The fourth argument to registerKeyboardAction() is a constant that defines under what circumstances the keyboard action should be available to the user. The value used here, WHEN_ANCESTOR_OF_FOCUSED_WINDOW, specifies that the keyboard binding should be in effect whenever the panel or any of its descendants has the focus. You can also specify a value of WHEN_IN_FOCUSED_WINDOW, which means that the keyboard action is available whenever the window containing the component has the focus. This is useful for shortcuts registered on default buttons within dialog boxes. The final allowable value for this argument is WHEN_FOCUSED, which specifies that the key binding is in effect only when the component itself has the focus. This is useful when you are adding key bindings to an individual component like a JTree.
Swing supports a general, yet powerful text-editing subsystem. The javax. swing.text.JTextComponent is the base component in this system; it is the superclass of JTextField, JTextEditor, and JEditorPane, among others.
Because text editing typically involves many keyboard shortcuts, Swing defines the javax.swing.text.Keymap interface, which represents a set of KeyStroke-to-Action bindings. As you might expect, when a text component has the keyboard focus and the user types a keystroke that is bound to an action, the text component invokes that action.

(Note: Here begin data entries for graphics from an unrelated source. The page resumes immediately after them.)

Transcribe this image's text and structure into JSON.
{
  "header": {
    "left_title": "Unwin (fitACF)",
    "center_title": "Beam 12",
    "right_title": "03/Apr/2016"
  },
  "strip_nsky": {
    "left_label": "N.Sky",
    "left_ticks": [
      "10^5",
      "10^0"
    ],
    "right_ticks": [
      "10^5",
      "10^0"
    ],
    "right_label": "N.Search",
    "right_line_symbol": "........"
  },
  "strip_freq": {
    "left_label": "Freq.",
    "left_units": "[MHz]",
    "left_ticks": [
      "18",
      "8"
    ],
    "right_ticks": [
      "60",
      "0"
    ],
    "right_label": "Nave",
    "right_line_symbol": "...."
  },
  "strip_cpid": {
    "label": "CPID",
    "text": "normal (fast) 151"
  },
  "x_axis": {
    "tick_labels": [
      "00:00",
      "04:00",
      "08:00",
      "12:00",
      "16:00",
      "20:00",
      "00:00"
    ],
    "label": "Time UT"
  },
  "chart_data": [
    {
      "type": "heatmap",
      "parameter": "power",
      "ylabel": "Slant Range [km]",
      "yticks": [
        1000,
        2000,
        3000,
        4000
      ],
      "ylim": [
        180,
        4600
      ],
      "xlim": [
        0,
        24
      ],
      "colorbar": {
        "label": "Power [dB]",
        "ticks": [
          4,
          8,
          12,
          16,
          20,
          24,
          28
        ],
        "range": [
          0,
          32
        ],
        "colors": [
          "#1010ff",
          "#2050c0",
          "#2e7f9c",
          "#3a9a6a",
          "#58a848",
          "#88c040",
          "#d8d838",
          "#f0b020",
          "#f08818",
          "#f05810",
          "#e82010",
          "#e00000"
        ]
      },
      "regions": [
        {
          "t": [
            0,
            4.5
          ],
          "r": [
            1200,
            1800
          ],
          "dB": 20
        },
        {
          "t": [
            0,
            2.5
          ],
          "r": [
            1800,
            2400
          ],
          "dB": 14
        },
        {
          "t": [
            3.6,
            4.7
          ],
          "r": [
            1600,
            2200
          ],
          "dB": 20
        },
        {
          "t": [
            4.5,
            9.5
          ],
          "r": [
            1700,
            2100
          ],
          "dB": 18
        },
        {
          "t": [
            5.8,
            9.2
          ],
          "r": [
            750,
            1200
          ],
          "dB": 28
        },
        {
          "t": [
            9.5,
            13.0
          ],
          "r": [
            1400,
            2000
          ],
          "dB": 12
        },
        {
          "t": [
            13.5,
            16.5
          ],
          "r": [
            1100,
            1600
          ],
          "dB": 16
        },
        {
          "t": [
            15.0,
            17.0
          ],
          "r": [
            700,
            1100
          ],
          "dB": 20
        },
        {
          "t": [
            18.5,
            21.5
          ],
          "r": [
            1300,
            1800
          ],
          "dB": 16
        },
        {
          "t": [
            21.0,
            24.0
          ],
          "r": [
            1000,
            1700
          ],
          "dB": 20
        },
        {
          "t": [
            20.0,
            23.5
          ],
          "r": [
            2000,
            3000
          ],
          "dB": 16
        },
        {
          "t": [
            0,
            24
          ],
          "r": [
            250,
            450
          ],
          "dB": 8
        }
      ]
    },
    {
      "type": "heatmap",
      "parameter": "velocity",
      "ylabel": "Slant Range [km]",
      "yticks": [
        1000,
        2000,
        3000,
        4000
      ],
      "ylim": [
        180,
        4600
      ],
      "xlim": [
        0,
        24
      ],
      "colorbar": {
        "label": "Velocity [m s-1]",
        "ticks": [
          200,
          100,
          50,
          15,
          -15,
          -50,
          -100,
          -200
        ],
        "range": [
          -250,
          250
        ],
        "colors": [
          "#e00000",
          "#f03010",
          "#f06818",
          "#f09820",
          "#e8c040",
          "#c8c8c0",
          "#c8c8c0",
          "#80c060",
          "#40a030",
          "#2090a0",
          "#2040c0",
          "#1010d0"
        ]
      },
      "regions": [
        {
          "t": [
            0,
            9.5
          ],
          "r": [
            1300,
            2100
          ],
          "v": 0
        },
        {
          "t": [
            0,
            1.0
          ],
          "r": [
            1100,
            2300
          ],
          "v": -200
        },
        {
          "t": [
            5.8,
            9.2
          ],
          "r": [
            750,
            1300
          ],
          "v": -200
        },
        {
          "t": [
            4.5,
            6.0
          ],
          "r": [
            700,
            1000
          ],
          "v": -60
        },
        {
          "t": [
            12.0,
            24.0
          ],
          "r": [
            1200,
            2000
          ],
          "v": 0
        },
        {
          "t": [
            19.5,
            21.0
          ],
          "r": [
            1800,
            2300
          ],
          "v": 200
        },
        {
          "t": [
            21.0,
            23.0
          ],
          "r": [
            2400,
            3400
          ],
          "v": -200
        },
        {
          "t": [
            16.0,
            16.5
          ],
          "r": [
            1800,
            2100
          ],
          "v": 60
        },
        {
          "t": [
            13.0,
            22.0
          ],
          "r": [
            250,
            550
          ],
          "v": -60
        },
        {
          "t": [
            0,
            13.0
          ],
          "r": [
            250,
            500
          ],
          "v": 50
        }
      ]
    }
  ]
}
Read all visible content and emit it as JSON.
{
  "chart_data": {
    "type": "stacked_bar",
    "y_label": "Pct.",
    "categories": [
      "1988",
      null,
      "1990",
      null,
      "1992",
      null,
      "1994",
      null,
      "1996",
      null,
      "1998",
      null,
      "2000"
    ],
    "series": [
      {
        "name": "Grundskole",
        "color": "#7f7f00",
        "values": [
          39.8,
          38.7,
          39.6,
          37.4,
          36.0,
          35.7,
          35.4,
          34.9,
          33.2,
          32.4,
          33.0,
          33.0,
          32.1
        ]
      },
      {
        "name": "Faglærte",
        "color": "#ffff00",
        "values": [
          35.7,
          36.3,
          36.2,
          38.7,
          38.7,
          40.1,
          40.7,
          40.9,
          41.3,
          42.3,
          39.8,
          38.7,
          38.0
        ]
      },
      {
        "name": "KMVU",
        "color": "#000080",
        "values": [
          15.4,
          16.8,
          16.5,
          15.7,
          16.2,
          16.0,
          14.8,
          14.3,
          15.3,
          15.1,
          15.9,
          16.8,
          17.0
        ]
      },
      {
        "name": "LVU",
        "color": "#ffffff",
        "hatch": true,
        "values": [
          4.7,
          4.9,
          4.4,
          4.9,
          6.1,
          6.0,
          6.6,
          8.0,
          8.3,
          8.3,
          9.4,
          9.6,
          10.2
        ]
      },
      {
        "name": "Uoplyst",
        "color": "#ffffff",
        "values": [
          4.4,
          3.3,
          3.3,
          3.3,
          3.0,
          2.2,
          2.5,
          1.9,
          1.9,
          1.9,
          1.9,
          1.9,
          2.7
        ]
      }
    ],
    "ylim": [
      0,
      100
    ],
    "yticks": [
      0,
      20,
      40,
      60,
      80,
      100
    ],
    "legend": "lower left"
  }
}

A Keymap can have a parent Keymap from which it inherits bindings, making it easy to override a few bindings of an existing keymap without redefining all the bindings from scratch. When you are working with a large number of keyboard shortcuts, it is easier to use a Keymap than to register each one individually with registerKeyboardAction().
JTextComponent defines getKeymap() and setKeymap() methods you can use to query and set the current keymap of a text component. There are no public implementations of the Keymap interface, so you cannot instantiate one directly. Instead, create a new Keymap by calling the static JTextComponent.addKeymap() method. This method allows you to specify a name and parent for the new Keymap. Both arguments are optional, however, so you may pass in null.